A proposta, encaminhada pelo Poder Executivo em regime de urgência, autorizava a adoção de um modelo de gestão por meio de parceria com Organização da Sociedade Civil (OSC), com caráter experimental e duração inicial de até 12 meses.
A sessão foi marcada por protestos de servidores públicos e integrantes do Conselho Municipal de Saúde, que se posicionaram contrários à medida. Entre as principais preocupações levantadas pelos manifestantes estão possíveis impactos nas condições de trabalho e na qualidade do atendimento prestado à população.
Com a rejeição, o projeto não poderá ser implementado nos moldes apresentados.

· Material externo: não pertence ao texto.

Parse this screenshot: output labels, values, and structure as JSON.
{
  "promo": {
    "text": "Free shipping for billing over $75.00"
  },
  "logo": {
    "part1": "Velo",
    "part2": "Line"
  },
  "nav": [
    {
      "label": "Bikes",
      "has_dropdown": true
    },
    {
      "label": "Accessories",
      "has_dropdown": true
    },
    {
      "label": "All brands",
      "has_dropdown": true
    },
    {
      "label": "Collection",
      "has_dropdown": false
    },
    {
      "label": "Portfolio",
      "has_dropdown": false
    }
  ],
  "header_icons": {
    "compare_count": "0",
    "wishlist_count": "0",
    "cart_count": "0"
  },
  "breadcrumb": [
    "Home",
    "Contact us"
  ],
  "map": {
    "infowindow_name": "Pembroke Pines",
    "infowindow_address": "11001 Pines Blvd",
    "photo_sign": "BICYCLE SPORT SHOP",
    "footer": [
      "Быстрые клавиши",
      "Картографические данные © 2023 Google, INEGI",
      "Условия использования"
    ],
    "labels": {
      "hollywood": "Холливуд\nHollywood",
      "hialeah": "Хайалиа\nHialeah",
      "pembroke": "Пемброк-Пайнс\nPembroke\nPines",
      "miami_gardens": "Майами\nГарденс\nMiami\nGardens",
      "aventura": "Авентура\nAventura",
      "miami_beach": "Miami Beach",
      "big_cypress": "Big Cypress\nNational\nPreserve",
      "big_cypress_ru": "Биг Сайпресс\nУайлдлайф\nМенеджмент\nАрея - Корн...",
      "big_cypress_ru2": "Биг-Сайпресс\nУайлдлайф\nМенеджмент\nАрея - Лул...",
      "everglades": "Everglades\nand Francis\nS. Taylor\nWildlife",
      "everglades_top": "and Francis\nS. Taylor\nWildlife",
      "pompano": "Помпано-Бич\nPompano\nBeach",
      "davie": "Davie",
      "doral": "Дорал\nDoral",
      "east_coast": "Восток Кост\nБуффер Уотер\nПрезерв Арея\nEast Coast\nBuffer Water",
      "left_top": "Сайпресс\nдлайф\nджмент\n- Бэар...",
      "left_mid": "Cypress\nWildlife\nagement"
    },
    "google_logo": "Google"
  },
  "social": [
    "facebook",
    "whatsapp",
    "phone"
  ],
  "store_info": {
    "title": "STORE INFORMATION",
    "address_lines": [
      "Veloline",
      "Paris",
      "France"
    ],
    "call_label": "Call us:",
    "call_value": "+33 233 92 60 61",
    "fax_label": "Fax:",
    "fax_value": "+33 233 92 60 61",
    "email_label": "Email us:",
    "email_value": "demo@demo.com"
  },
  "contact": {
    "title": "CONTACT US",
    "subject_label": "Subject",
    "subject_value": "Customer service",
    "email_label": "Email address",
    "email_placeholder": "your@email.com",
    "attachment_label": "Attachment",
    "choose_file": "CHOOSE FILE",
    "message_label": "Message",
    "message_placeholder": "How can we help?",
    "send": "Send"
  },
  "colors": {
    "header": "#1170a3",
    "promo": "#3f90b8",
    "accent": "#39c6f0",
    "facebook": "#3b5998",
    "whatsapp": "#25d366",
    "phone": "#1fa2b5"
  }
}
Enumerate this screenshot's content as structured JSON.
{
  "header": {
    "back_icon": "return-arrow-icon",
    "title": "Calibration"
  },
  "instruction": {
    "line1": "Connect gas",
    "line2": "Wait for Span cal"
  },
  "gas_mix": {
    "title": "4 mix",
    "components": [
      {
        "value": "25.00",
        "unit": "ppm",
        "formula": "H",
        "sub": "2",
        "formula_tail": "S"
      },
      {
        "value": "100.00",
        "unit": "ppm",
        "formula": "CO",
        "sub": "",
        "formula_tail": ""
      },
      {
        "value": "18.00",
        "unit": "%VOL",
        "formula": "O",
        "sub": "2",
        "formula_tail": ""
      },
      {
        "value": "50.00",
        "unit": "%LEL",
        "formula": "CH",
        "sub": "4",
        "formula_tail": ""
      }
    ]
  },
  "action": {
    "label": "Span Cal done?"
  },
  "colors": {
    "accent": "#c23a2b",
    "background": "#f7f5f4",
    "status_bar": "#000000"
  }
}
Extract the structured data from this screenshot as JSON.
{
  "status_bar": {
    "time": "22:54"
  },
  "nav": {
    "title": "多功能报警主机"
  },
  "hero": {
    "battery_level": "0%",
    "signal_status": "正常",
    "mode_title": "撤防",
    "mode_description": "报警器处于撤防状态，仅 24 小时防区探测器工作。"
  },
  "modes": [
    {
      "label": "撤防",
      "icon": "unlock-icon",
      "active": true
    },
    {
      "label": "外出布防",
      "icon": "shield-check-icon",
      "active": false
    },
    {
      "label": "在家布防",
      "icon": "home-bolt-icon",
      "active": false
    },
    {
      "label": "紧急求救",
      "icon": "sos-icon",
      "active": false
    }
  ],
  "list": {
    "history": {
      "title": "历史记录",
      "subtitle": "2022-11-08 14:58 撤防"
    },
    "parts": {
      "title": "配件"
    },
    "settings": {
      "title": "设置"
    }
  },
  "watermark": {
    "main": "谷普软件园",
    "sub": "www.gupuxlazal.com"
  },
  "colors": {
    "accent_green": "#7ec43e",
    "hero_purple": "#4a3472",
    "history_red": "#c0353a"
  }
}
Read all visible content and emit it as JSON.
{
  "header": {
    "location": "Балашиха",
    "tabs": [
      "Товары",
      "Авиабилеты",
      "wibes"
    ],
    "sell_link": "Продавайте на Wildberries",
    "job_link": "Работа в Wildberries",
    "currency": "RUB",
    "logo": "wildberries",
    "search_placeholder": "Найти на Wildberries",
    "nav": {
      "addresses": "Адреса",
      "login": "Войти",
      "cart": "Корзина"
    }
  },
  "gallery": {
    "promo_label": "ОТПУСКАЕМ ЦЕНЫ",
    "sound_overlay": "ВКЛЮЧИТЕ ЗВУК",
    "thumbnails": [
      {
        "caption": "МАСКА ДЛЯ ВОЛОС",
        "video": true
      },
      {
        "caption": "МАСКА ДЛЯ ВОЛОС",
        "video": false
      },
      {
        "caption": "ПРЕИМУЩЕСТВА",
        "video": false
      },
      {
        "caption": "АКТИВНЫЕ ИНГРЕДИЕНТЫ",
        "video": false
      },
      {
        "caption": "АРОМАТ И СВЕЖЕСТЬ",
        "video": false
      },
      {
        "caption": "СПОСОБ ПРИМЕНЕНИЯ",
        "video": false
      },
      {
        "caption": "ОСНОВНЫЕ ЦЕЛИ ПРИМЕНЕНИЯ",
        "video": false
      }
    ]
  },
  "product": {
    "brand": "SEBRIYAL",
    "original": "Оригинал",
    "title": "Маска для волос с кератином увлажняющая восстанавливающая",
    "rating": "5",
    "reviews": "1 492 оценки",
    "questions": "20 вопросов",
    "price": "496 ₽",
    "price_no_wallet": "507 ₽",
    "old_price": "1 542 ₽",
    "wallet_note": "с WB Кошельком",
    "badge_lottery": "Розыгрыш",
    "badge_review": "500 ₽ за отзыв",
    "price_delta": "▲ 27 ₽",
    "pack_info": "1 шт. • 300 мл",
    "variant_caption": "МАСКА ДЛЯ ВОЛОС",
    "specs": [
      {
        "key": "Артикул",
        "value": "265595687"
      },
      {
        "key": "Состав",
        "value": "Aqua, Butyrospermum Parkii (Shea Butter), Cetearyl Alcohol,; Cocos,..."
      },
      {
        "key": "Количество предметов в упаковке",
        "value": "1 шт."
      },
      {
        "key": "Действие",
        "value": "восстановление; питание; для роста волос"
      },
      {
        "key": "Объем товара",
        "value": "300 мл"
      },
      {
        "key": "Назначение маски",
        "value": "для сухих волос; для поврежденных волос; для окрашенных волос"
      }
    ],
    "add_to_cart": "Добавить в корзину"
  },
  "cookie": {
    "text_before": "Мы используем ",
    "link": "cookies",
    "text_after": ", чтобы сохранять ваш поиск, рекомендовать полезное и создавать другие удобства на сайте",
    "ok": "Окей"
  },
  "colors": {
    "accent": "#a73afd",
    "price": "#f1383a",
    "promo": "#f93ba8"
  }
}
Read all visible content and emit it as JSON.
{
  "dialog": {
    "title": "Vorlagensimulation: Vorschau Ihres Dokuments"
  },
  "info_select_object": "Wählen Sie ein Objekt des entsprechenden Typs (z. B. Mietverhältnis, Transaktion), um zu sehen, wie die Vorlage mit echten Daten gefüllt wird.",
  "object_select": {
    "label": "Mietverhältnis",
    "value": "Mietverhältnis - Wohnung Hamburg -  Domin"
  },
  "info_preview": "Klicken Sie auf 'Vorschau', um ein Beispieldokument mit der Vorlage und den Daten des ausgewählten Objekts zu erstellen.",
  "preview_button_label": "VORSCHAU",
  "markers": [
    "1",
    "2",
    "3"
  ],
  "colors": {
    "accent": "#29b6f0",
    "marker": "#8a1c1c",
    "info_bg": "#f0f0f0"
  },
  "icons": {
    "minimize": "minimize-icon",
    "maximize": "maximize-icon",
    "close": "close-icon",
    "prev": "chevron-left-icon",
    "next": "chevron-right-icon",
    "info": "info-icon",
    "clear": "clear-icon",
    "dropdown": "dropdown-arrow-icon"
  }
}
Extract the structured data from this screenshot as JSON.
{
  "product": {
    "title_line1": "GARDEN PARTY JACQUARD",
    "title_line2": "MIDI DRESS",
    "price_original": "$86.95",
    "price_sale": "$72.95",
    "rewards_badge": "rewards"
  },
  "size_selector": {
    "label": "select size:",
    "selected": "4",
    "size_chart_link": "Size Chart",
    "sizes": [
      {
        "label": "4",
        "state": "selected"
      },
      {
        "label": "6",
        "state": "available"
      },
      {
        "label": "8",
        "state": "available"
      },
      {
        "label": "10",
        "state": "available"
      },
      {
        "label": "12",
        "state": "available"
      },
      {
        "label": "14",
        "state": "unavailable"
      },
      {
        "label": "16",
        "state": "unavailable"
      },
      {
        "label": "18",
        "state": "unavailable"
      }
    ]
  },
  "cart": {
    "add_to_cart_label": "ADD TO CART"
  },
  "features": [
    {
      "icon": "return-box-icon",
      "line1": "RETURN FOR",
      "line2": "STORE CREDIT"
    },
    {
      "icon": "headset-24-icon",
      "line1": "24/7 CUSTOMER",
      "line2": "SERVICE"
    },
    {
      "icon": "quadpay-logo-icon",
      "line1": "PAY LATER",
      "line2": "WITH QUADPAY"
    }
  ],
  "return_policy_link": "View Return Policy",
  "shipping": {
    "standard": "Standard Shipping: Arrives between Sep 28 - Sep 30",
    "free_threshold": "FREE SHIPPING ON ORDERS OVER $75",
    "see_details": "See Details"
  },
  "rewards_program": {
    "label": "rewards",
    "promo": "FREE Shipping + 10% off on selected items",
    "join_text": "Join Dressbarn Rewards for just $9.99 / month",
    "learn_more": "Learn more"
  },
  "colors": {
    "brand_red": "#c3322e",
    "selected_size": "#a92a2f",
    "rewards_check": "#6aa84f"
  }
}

Para que a proposta avance, será necessária a apresentação de um novo texto por parte do Executivo e sua posterior aprovação pelo Legislativo.
Segundo a Prefeitura, o modelo proposto não alteraria o caráter público das unidades, manteria o atendimento integral pelo Sistema Único de Saúde (SUS) e não implicaria privatização. A gestão municipal também informou que o custo mensal permaneceria em torno de R$ 2 milhões por unidade, com remanejamento de servidores efetivos para outras unidades da rede.
Ainda conforme o projeto, caberia à Secretaria Municipal de Saúde (SESAU) o monitoramento contínuo da execução, com base em indicadores assistenciais, operacionais e administrativos, além da divulgação periódica de relatórios de transparência.
Apesar das justificativas apresentadas pelo Executivo, a proposta não obteve votos suficientes para aprovação, evidenciando divisão entre os parlamentares e resistência por parte de segmentos ligados à saúde pública.